Although an idealistic poet, Shelley was concerned with the real world: He denounced and attacked oppression, tyranny, and the abuse of political power as a passionate advocate for liberty. The result of his political commitment was a series of critical political poems condemning the arrogance of power, including “Ozymandias” and “England in 1819.”

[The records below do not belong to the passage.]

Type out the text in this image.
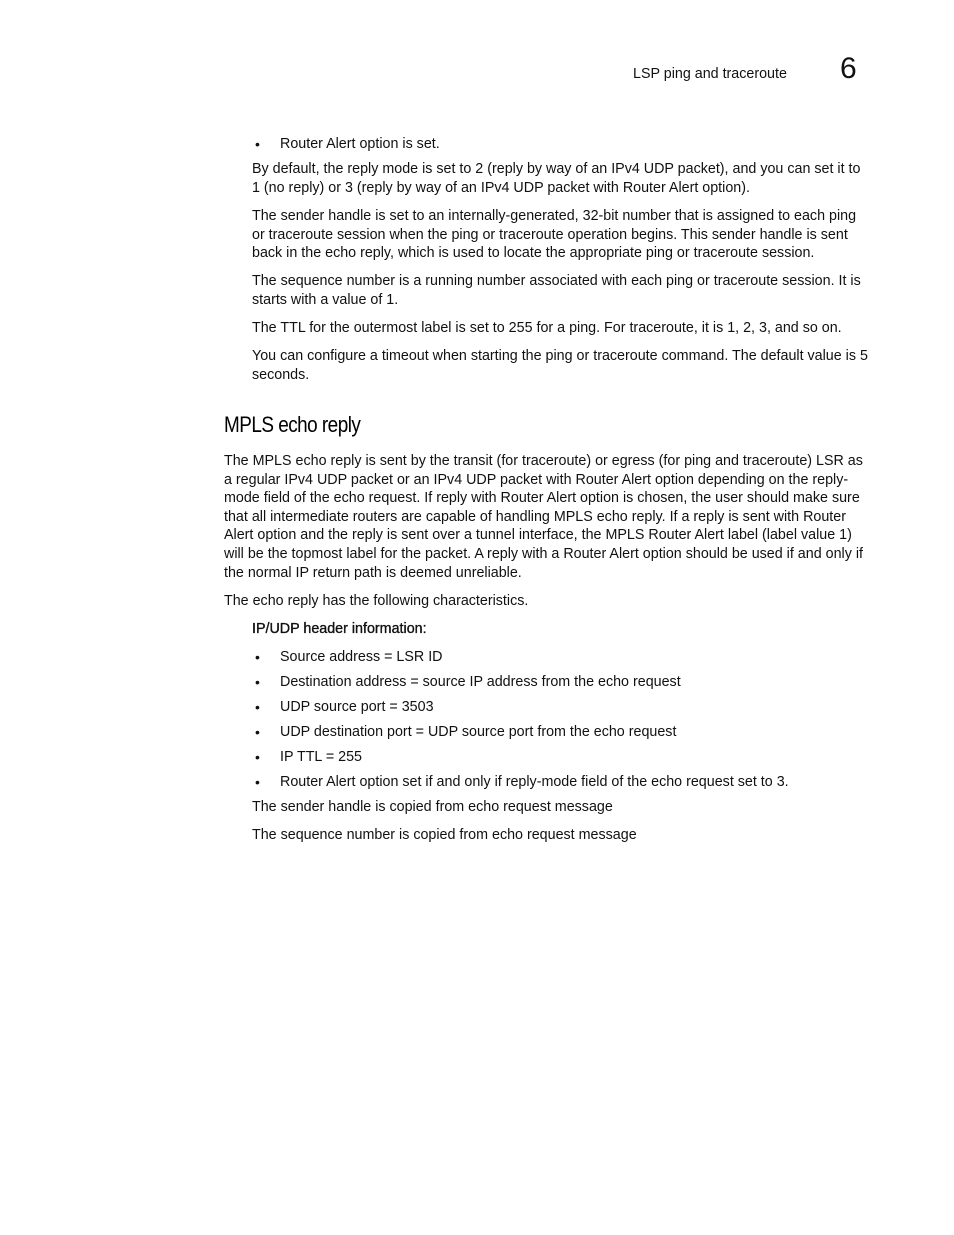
LSP ping and traceroute 6
•	Router Alert option is set.

By default, the reply mode is set to 2 (reply by way of an IPv4 UDP packet), and you can set it to 1 (no reply) or 3 (reply by way of an IPv4 UDP packet with Router Alert option).

The sender handle is set to an internally-generated, 32-bit number that is assigned to each ping or traceroute session when the ping or traceroute operation begins. This sender handle is sent back in the echo reply, which is used to locate the appropriate ping or traceroute session.

The sequence number is a running number associated with each ping or traceroute session. It is starts with a value of 1.

The TTL for the outermost label is set to 255 for a ping. For traceroute, it is 1, 2, 3, and so on.

You can configure a timeout when starting the ping or traceroute command. The default value is 5 seconds.

MPLS echo reply

The MPLS echo reply is sent by the transit (for traceroute) or egress (for ping and traceroute) LSR as a regular IPv4 UDP packet or an IPv4 UDP packet with Router Alert option depending on the reply-mode field of the echo request. If reply with Router Alert option is chosen, the user should make sure that all intermediate routers are capable of handling MPLS echo reply. If a reply is sent with Router Alert option and the reply is sent over a tunnel interface, the MPLS Router Alert label (label value 1) will be the topmost label for the packet. A reply with a Router Alert option should be used if and only if the normal IP return path is deemed unreliable.

The echo reply has the following characteristics.

IP/UDP header information:
•	Source address = LSR ID
•	Destination address = source IP address from the echo request
•	UDP source port = 3503
•	UDP destination port = UDP source port from the echo request
•	IP TTL = 255
•	Router Alert option set if and only if reply-mode field of the echo request set to 3.

The sender handle is copied from echo request message

The sequence number is copied from echo request message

Like William Wordsworth’s “London, 1802,” “England in 1819” lists the flaws in England’s social fabric:The furious, violent metaphors Shelley employs throughout (nobles as leeches in muddy water, the army as a two-edged sword, religion as a sealed book, Parliament as an unjust law) leave no doubt about his feelings on the state of his nation. Then, surprisingly, the final couplet concludes with a note of passionate Shelleyean optimism: from these “graves” a “glorious Phantom” may “burst to illumine our tempestuous day.” What this Phantom might be is not specified in the poem, but it hints simultaneously at the Spirit of the “Hymn to Intellectual Beauty” and at the possibility of liberty won through revolution, as it was won in France.
ENGLAND IN 1819
An old, mad, blind, despised, and dying king,–
Princes, the dregs of their dull race, who flow
Through public scorn, mud from a muddy spring,–
Rulers who neither see, nor feel, nor know,
But leech-like to their fainting country cling,
Till they drop, blind in blood, without a blow,–
A people starved and stabbed in the untilled field,–
An army which liberticide and prey
Makes as a two-edged sword to all who wield,–
Golden and sanguine laws which tempt and slay;
Religion Christless, Godless, a book sealed,–
A Senate—Time’s worst statute unrepealed,–
Are graves from which a glorious Phantom may
Burst to illumine our tempestuous day.